La marque "One Provence" a été lancée en juillet par la métropole.

La marque, le moustique moqueur et l’éléphant métropolitain

Voyant que la métropole n’avait pas réservé de site pour sa nouvelle marque de promotion territoriale, un internaute l’a déposé lui-même pour s’en moquer. Mal lui en a pris. La métropole le traduit désormais en justice pour récupérer l’adresse.

 

C’est un petit moustique venu déconcentrer la métropole du son strident de la moquerie. C’est un grand éléphant métropolitain prêt à l’écraser avec l’aide de la main de justice.

Le moustique s’appelle Jacques-Antoine Mathiou. En juillet dernier, ce chef de projet s’est livré à une plaisanterie bien connue des spécialistes des réseaux. La nouvelle marque One Provence, promue par les acteurs politiques et économiques, devait porter haut les couleurs du territoire mais n’avait pas encore de site internet. Elle n’avait pas réservé l’adresse. L’occasion était trop belle pour le moustique de piquer au vif la grande institution : quelques euros et il devenait propriétaire de l’étendard d’une métropole à faire rêver le monde.

 

« Lancer une marque à l’arrache »

Au début de la décennie, la Ville de Marseille s’y était déjà fait prendre. Un collectif de joyeux agitateurs culturels lui avait chipé Marseille2013.org alors même qu’elle obtenait l’organisation de la capitale européenne de la culture cette année-là. Elle ne l’avait d’ailleurs jamais récupéré mais les organisateurs de l’événement avaient fini par regarder avec bienveillance ceux qui allaient devenir les promoteurs d’un « off » gentiment taquin.

Cette fois, pas de marque alternative.

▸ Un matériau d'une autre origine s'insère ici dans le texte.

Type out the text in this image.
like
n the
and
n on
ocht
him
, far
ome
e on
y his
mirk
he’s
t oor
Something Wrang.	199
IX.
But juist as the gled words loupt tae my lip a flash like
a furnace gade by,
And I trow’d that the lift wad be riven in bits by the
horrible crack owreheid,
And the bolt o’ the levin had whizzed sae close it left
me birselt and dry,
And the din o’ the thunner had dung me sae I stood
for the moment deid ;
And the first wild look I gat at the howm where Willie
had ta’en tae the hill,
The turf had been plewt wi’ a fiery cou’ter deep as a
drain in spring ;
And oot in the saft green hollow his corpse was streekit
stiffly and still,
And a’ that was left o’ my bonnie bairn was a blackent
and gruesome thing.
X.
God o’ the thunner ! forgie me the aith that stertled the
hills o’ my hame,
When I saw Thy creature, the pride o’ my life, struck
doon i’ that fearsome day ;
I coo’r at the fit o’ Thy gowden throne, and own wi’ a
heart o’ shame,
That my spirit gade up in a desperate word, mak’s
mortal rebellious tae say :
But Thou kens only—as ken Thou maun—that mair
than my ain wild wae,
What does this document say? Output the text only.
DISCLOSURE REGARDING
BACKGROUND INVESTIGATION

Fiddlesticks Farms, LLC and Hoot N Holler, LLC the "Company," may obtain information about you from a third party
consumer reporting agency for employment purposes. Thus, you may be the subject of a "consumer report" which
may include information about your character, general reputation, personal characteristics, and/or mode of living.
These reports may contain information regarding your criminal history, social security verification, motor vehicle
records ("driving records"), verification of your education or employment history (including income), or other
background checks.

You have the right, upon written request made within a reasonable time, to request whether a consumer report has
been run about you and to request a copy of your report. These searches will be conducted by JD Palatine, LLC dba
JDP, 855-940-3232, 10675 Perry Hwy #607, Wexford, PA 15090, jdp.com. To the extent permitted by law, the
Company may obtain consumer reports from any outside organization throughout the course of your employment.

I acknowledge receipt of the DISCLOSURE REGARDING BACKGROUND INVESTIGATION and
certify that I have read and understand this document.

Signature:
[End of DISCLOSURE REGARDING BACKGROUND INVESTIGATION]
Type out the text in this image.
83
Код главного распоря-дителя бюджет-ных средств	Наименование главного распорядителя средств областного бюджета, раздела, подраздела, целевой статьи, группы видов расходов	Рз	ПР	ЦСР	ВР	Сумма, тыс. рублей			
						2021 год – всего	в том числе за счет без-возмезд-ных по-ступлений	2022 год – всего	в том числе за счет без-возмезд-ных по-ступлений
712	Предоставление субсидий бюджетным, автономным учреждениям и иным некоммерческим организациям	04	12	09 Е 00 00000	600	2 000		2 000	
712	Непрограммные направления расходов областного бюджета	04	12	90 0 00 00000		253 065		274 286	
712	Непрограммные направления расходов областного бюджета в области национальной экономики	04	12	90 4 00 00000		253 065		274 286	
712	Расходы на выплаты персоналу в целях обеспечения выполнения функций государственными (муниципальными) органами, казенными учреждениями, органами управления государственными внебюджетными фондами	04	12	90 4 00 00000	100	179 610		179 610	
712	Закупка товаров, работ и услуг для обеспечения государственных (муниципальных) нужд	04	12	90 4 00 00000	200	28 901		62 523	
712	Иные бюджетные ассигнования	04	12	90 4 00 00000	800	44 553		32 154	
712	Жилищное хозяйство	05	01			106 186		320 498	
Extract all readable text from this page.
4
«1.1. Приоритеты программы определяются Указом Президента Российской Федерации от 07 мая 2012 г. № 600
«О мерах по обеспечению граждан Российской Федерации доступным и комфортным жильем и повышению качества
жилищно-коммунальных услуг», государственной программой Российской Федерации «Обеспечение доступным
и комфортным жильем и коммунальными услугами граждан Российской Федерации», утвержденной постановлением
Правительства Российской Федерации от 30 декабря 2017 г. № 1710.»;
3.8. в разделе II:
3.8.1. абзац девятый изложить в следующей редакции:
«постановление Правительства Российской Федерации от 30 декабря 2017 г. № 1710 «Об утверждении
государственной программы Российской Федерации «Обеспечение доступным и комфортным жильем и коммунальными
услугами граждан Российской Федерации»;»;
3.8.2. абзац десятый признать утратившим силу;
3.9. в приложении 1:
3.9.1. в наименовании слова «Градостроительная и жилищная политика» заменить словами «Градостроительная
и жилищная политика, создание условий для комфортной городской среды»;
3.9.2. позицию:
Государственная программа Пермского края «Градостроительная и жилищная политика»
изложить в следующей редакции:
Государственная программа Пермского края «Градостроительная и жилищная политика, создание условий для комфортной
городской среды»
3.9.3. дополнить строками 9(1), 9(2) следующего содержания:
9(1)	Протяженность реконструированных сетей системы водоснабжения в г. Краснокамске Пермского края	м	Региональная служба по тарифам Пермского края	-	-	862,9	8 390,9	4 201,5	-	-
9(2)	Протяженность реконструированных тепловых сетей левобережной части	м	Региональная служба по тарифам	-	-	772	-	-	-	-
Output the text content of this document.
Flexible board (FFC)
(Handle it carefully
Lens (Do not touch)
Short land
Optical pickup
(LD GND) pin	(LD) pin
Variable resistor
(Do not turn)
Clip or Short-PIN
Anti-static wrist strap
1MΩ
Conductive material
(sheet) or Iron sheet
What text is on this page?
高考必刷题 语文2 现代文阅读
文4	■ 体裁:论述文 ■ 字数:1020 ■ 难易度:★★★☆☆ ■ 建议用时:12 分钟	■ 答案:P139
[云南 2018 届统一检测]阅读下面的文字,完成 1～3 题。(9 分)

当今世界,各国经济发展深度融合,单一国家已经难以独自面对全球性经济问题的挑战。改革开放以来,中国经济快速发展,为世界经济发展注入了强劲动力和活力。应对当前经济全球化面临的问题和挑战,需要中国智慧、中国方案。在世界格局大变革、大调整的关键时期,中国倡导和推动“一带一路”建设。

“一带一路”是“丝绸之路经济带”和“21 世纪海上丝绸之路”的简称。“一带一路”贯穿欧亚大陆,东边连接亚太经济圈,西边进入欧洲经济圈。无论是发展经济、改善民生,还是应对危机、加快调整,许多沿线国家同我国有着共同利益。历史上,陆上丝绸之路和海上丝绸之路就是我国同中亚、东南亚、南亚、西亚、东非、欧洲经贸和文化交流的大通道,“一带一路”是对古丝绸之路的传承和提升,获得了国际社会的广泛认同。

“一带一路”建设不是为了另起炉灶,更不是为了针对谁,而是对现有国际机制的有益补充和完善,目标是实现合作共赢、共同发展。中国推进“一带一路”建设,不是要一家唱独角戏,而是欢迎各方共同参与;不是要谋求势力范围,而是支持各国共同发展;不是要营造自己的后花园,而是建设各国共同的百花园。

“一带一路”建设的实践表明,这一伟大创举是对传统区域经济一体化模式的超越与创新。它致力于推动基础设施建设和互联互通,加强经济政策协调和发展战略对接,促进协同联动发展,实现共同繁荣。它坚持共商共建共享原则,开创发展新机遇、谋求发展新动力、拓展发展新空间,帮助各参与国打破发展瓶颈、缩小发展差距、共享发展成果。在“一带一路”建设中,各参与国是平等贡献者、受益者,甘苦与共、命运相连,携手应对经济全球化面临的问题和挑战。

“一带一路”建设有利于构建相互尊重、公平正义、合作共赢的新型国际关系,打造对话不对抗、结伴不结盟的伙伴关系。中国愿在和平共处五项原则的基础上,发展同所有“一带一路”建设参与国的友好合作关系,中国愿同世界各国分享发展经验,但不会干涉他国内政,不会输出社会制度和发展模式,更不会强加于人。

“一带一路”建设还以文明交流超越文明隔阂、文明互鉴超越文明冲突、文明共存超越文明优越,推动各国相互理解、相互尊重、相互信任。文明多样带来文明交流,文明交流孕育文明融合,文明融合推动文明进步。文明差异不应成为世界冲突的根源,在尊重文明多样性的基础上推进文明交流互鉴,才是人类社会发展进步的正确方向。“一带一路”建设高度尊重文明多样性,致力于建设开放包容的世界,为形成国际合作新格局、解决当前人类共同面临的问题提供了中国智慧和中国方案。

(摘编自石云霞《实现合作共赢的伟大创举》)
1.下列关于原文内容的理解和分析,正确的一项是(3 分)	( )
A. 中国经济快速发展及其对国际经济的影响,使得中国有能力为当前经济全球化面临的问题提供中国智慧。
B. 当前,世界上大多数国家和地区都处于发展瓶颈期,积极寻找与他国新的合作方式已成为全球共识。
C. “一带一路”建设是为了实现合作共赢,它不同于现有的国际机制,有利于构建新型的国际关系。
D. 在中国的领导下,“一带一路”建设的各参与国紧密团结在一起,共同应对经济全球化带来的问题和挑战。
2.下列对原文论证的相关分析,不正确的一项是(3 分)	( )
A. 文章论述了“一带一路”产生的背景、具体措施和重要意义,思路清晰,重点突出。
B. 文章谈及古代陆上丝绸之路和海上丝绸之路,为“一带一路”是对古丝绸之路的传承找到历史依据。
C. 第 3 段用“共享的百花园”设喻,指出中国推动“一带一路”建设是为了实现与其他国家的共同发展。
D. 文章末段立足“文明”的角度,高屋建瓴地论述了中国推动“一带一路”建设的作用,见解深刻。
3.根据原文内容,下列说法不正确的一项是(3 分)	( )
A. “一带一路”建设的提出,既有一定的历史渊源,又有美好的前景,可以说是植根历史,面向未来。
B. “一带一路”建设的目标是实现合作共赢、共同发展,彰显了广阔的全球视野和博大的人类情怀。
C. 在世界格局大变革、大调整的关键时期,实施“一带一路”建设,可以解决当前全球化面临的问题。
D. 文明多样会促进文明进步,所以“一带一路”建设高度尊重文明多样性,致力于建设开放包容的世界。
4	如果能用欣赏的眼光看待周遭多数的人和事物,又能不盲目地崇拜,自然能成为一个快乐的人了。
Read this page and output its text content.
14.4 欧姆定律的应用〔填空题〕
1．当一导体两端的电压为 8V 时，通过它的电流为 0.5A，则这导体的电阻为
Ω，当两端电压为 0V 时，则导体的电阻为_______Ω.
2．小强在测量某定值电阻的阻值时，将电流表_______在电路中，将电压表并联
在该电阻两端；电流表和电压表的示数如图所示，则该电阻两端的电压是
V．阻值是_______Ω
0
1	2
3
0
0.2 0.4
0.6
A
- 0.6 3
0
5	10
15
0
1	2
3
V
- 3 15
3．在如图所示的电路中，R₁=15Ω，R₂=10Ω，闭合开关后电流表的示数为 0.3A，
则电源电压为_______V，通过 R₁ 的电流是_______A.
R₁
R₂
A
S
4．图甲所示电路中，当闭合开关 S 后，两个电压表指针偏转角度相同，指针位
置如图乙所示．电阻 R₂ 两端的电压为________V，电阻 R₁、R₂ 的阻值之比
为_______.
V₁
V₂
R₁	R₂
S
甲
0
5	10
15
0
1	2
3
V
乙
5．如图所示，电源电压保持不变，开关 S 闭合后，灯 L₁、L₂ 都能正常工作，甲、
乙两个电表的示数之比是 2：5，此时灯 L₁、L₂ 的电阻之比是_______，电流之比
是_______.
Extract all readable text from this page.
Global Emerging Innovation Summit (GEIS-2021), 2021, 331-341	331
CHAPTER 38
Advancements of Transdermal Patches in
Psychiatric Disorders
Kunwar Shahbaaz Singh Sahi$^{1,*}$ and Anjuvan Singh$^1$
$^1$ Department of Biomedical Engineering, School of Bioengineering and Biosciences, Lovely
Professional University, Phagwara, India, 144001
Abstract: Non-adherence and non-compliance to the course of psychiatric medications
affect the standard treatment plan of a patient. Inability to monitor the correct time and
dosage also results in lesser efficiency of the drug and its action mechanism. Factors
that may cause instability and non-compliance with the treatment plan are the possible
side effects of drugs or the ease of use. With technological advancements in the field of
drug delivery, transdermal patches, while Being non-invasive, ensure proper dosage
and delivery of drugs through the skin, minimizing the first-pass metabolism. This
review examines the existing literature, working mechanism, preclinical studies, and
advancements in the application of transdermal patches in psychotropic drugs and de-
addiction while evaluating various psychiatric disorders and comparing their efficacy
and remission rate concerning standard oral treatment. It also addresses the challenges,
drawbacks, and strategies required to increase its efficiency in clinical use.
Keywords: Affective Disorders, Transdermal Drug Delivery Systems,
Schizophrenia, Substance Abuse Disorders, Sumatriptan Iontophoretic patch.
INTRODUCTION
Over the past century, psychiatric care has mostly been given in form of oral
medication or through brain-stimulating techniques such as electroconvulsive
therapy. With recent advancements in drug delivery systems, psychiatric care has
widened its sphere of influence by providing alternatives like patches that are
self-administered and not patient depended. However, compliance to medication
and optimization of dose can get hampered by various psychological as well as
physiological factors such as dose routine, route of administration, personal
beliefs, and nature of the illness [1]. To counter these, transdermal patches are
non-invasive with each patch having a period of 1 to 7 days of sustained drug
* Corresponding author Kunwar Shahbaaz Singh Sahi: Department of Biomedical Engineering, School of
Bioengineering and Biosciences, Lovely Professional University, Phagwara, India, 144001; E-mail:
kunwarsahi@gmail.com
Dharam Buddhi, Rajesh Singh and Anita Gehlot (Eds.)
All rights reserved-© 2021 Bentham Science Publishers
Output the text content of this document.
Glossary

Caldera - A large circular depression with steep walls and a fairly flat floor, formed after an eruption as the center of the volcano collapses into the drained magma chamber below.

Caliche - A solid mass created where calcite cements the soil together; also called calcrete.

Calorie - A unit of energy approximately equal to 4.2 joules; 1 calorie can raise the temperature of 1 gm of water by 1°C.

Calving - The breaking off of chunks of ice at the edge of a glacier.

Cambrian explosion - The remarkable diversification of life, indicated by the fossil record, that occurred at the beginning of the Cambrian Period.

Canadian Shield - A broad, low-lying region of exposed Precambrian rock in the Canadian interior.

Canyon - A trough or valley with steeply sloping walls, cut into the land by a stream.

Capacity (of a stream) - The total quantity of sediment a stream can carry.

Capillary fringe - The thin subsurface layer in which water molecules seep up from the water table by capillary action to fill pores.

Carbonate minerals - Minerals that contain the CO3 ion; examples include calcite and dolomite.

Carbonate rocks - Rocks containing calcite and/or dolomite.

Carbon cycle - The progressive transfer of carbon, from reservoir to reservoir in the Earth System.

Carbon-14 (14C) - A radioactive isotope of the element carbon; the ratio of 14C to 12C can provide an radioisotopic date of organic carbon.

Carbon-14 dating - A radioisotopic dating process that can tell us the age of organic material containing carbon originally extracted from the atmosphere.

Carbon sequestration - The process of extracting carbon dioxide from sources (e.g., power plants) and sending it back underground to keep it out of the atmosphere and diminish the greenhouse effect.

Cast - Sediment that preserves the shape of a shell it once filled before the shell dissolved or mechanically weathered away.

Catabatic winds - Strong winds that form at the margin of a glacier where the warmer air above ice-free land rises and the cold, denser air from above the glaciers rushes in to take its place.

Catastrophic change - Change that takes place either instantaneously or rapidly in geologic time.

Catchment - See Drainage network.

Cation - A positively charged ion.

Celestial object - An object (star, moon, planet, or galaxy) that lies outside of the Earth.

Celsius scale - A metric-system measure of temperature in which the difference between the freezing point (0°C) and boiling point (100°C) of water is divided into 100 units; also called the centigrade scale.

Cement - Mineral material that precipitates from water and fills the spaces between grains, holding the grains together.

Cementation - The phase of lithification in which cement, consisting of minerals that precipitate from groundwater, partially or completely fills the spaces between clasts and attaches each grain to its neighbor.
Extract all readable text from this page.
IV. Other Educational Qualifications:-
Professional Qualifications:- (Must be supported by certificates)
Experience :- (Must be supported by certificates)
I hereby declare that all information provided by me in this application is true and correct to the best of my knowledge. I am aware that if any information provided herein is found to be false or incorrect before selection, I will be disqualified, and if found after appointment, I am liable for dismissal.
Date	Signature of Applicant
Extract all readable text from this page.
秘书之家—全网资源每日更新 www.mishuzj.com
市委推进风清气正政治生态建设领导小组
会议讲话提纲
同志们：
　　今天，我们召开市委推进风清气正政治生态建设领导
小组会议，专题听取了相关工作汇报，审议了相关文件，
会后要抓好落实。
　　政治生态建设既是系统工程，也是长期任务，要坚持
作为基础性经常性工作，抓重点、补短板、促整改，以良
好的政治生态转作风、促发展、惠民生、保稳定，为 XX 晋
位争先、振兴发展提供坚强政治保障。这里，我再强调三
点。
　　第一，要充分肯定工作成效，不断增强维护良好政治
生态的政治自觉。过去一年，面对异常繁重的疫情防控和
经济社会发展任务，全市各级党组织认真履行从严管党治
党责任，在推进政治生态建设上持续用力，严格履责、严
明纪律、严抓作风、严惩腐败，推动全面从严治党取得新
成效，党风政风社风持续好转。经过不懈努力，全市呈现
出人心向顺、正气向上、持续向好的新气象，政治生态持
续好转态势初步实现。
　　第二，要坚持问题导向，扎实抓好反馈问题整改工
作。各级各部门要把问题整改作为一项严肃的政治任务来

Mais pour habiller sa « blague potache », Jacques-Antoine Mathiou a collé à cette adresse un blog satirique. « Bel exemple d’un travail a moitié fait ! Ou comment lancer une marque à l’arrache. Dire que je voulais seulement en savoir un plus sur #OneProvence quand je me suis aperçu de l’énormité de la situation. Et c’est eux qui gèrent l’image de la ville », annonce l’article mis en avant. Le reste est une sélection de réflexions et tweets peu amènes pour les pouvoirs locaux.

D’emblée, l’initiative a démangé. Sur les réseaux sociaux d’abord, le ton est monté entre un porte-parole de l’institution et le plaisantin, qui ne se cache pas. Mais très vite, l’éléphant a choisi d’écraser l’agaçant insecte. Courrier d’avocat et assignation en justice pour récupérer ce qu’elle considère comme son bien.

 

« La liberté d’expression a dégénéré en abus »

Le 4 novembre prochain, elle l’invite à comparaître devant le tribunal de grande instance de Paris comme l’on révélé nos confrères du Ravi. Elle y plaidera « la mauvaise foi » du plaisantin qui a réservé le nom de domaine le lendemain de la conférence de presse annonçant la nouvelle marque. « La liberté d’expression a dégénéré en abus », ajoute le sourcilleux avocat de l’institution dans son assignation. Et comme Jacques-Antoine Mathiou a notamment cru bon de traiter d’« abrutis » ceux qui n’ont pas déposé en temps et en heure leurs marque et nom de domaine, le conseil ajoute pour convoquer en urgence les juges : « De tels propos causent également et nécessairement un trouble manifestement illicite à l’ordre public français. »

« Je ne m’attendais pas à ce que ça prenne ces proportions », souffle Jacques-Antoine Mathiou. Celui qui se dit de tendance « En marche de gauche » mais n’est pas engagé autrement que sur les réseaux sociaux a à ses côtés une figure émergente de la vie politique locale. Gérard Blanc, avocat qui l’a conseillé, est aussi le coordinateur marseillais de La République en marche. Il a lui-même réservé Oneprovence.fr et quelques autres adresses complémentaires de OneProvence.com. De quoi donner une tournure plus politique à l’affaire, ce qui n’a d’ailleurs pas échappé à la métropole qui voit là la piste d’une cabale.

Gérard Blanc déclare lui avoir voulu « protéger la métropole et la marque territoriale qui est une bonne idée » d’éventuelles malveillances. Mais il enchaîne rapidement sur des propos plus politiques : « Comme d’habitude, cela est fait avec un manque de professionnalisme et on doit en parler ! Quand on fait les choses dans la précipitation, on les fait n’importe comment et après, on essaie de s’en sortir par la force. » Dans les couloirs de la métropole, on glisse que l’annonce du nom « One Provence » a été faite dans la foulée d’un vote entre plusieurs propositions et qu’il était impossible dans ces conditions de déclarer la marque et le site en amont. « Eh bien, il ne fallait pas l’annoncer ! », rétorque Gérard Blanc. À ce moment précis de la conversation, le moustique semble s’être envolé depuis longtemps.